Each of these deserves a more detailed post of its own.

If you want to help, join the JuiceboxDAO on Discord and speak up. We are looking to fund people to both lead these efforts and/or contribute to them.

· 2 min read
Jango

The Juicebox protocol was launched with a governance contract controlled by a multisig wallet. There are 4 EOAs on the multisig, and 2 of the 4 must approve a transaction for it to be submitted to the Ethereum blockchain. I am a signer, along with @peripheralist, @nervetrip, and @NMieos.

This multisig wallet has the power to propose reconfigurations to the JuiceboxDAO's Juicebox project.

The multisig vows to make decisions honoring the community's intent, but it is still ambiguous how the community's intent will be captured going forward. For the next few weeks, expect reconfigurations discussions to be lead by the founding contributors and take community discussion into account.

Decisions made by this multisig wallet can only affect the JuiceboxDAO's treasury, not of projects built using the Juicebox protocol.

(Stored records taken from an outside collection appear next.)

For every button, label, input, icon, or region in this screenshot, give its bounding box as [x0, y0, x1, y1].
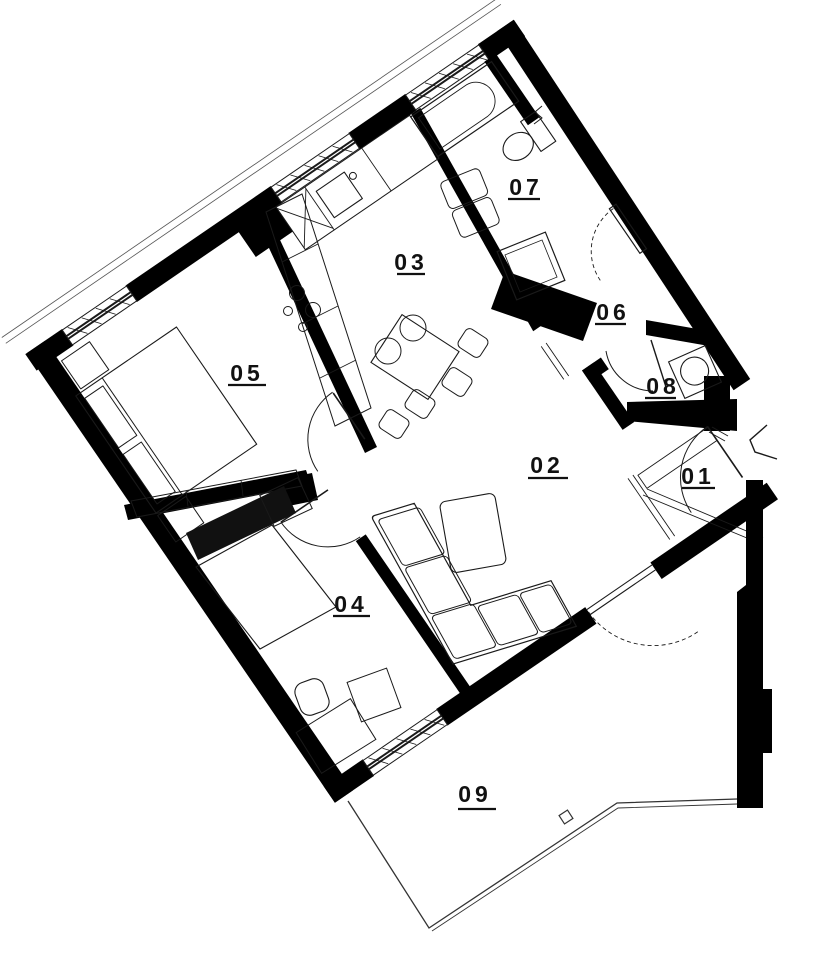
svg-text:04: 04 — [334, 591, 368, 617]
svg-text:07: 07 — [509, 174, 543, 200]
svg-text:03: 03 — [394, 249, 428, 275]
svg-text:02: 02 — [530, 452, 564, 478]
svg-text:09: 09 — [458, 781, 492, 807]
svg-text:08: 08 — [646, 373, 680, 399]
svg-text:06: 06 — [596, 299, 630, 325]
svg-text:01: 01 — [681, 463, 715, 489]
svg-text:05: 05 — [230, 360, 264, 386]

To be clear, I absolutely do not want to be a multisig signer long into the future – I feel I have already been entrusted with too much influence over the project's direction as a protocol developer and active community member. I also recognize and am OK with the fact that I am among the best people right now to approve of decisions that impact the treasury, and so I will carry on multisig duties as long as the community needs me to. After all, the project is still new to the party and finding its groove.

My main job right now is to help the project find its groove. This means helping out core contributors of other projects who have expressed interest using the Juicebox protocol, being a supporting community member of projects who have already integrated the Juicebox protocol, and identifying yet-to-be-built services that each community who uses the Juicebox protocol could benefit from while proposing ways for JuiceboxDAO to use our resources to address these needs.

· One min read
Jango

The first JuiceboxDAO funding cycle configuration includes a ballot that binds reconfiguration approvals to a contract. The contract specifies that the reconfiguration must be made at least 7 days before it can take effect.

Under this contract, if the reconfiguration were to be proposed within 7 days of the current (1st) funding cycle ending, we'd have to wait until the 3rd funding cycle to have it take effect.

Anyone can write new ballots by deploying a contract that implements this interface. Once deployed, a proposed reconfiguration can then include the new ballot to use for future reconfigurations.  

We deployed a simple 7 day buffer ballot for simplicity's sake, and to provide some guardrails to protect the community from rug pulls. The goal over time is to design better and safer ballots for all Juicebox projects to use.

· 2 min read
Jango

The first JuiceboxDAO configuration includes a bonding curve rate of 60%.

The Juicebox Protocol's bonding curve implementation can be seen in code here, and interactively here. In the interactive model, o is the current amount of overflow, s is the currently total supply of tokens, and r is the bonding curve. The x-axis is the amount of tokens being redeemed, and the y-axis is the amount of overflow that can be claimed by redeeming the x-axis amount.

A 60% curve thus means that one JBX can be redeemed (burned) for a little over 0.6 times its proportional value of JuiceboxDAO's overflow. For example, If you owned 1% of all JBX and there was 100 ETH of overflow, redeeming all of your JBX would earn you about 0.6 ETH.

In effect, a bonding curve creates an incentive to hodl tokens longer than others. The lower the bonding curve, the more this effect becomes exaggerated. The curve does nothing if there is no overflow.

The rate of 60% that we deployed with is somewhat arbitrary – we had no expectations for overflow anyways. Expect a better hypothesis for future funding cycle reconfigurations after we've had a chance to study its effects in practice.